Viktor Frankl wrote: “Between stimulus and response there is a space. In that space is our power to choose our response. In our response lies our growth and our freedom.”
(In other words, freedom comes when you’re not sucked into old habits.)
Virginia Satir (1916–88), a renowned relationship therapist, ran family workshops as part of her practice. During her workshops she offered a group activity, asking people to gently ‘bump’ into another participant’s belly button with their own. Her aim was to help people see our commonality — our shared sense of humanity and need for internal nourishment. We all come from the same connected place.
While belly buttons may unite us, once back in the job of ‘living’ each of us develops a set of ‘rules’ to live by. Whether we consciously are aware of these rules or not doesn’t mean they don’t exist.
Most would agree that a rule like: ‘stopping at red lights’ keeps us safe. If we follow the rule, we have a good chance of reaching our destination. Adopting rules often happens subliminally by watching and listening to others, seeing what works or doesn’t and modifying the process to suit one’s own needs.
One ‘rule’ I adopted from younger years was: ‘Happy and successful relationships don’t have arguments’. Not very realistic. With hindsight, I think it came from my mother who always hushed raised or angry voices at home with: ‘Shhh, the neighbours will hear — what will they think?’.
While I never recall her actually saying: ‘Happy relationships (aka happy families) don’t have arguments’ — that was the internal message I created from those childhood experiences.
Was it helpful? NOOOOOO!!! Did my belief system around relationships and raised voices need updating? YESSSSS!!!

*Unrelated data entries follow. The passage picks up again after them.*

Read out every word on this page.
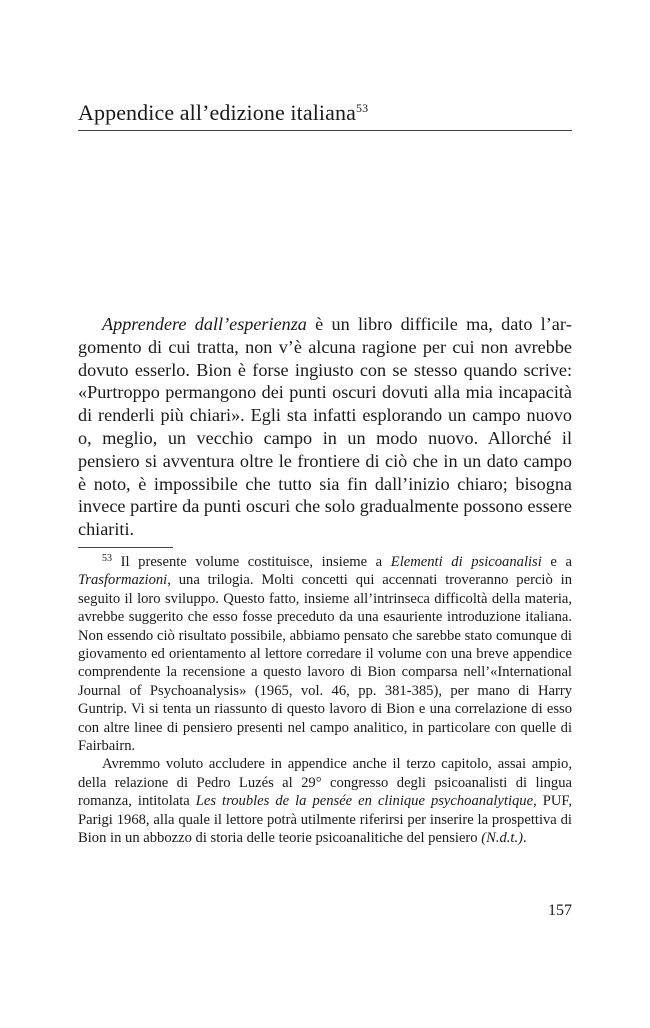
Appendice all’edizione italiana$^{53}$

Apprendere dall’esperienza è un libro difficile ma, dato l’argomento di cui tratta, non v’è alcuna ragione per cui non avrebbe dovuto esserlo. Bion è forse ingiusto con se stesso quando scrive: «Purtroppo permangono dei punti oscuri dovuti alla mia incapacità di renderli più chiari». Egli sta infatti esplorando un campo nuovo o, meglio, un vecchio campo in un modo nuovo. Allorché il pensiero si avventura oltre le frontiere di ciò che in un dato campo è noto, è impossibile che tutto sia fin dall’inizio chiaro; bisogna invece partire da punti oscuri che solo gradualmente possono essere chiariti.

$^{53}$ Il presente volume costituisce, insieme a Elementi di psicoanalisi e a Trasformazioni, una trilogia. Molti concetti qui accennati troveranno perciò in seguito il loro sviluppo. Questo fatto, insieme all’intrinseca difficoltà della materia, avrebbe suggerito che esso fosse preceduto da una esauriente introduzione italiana. Non essendo ciò risultato possibile, abbiamo pensato che sarebbe stato comunque di giovamento ed orientamento al lettore corredare il volume con una breve appendice comprendente la recensione a questo lavoro di Bion comparsa nell’«International Journal of Psychoanalysis» (1965, vol. 46, pp. 381-385), per mano di Harry Guntrip. Vi si tenta un riassunto di questo lavoro di Bion e una correlazione di esso con altre linee di pensiero presenti nel campo analitico, in particolare con quelle di Fairbairn.

Avremmo voluto accludere in appendice anche il terzo capitolo, assai ampio, della relazione di Pedro Luzés al 29° congresso degli psicoanalisti di lingua romanza, intitolata Les troubles de la pensée en clinique psychoanalytique, PUF, Parigi 1968, alla quale il lettore potrà utilmente riferirsi per inserire la prospettiva di Bion in un abbozzo di storia delle teorie psicoanalitiche del pensiero (N.d.t.).

157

Arguments and disagreements are problematic if they don’t respect another person. They’re a problem if one person feels intimidated to express an opinion and yelling is the result of pent-up steam being let off. It’s about holding one’s position as part of boundary setting and self-respect.
People in strong relationships look to gain greater awareness around how to communicate in ways that open opportunities for greater intimacy. How to express their own needs in positive ways and how to keep a balanced credit card so that needs are met within a supportive environment.
If you're interested in hearing more about how to build a more mindfully aware relationship, then you're invited to join an upcoming online seminar. Free registration.
A thought …
We learn relational patterns (and how to be in a relationship) through observing those around — usually parents and grandparents. Because of this, our lives can follow generational patterns.
If relationship-building skills are not updated so that you have a well-balanced accounting sheet that can survive a few rough patches, what will your children carry into their relationships that will affect not only their generation but also the ones following?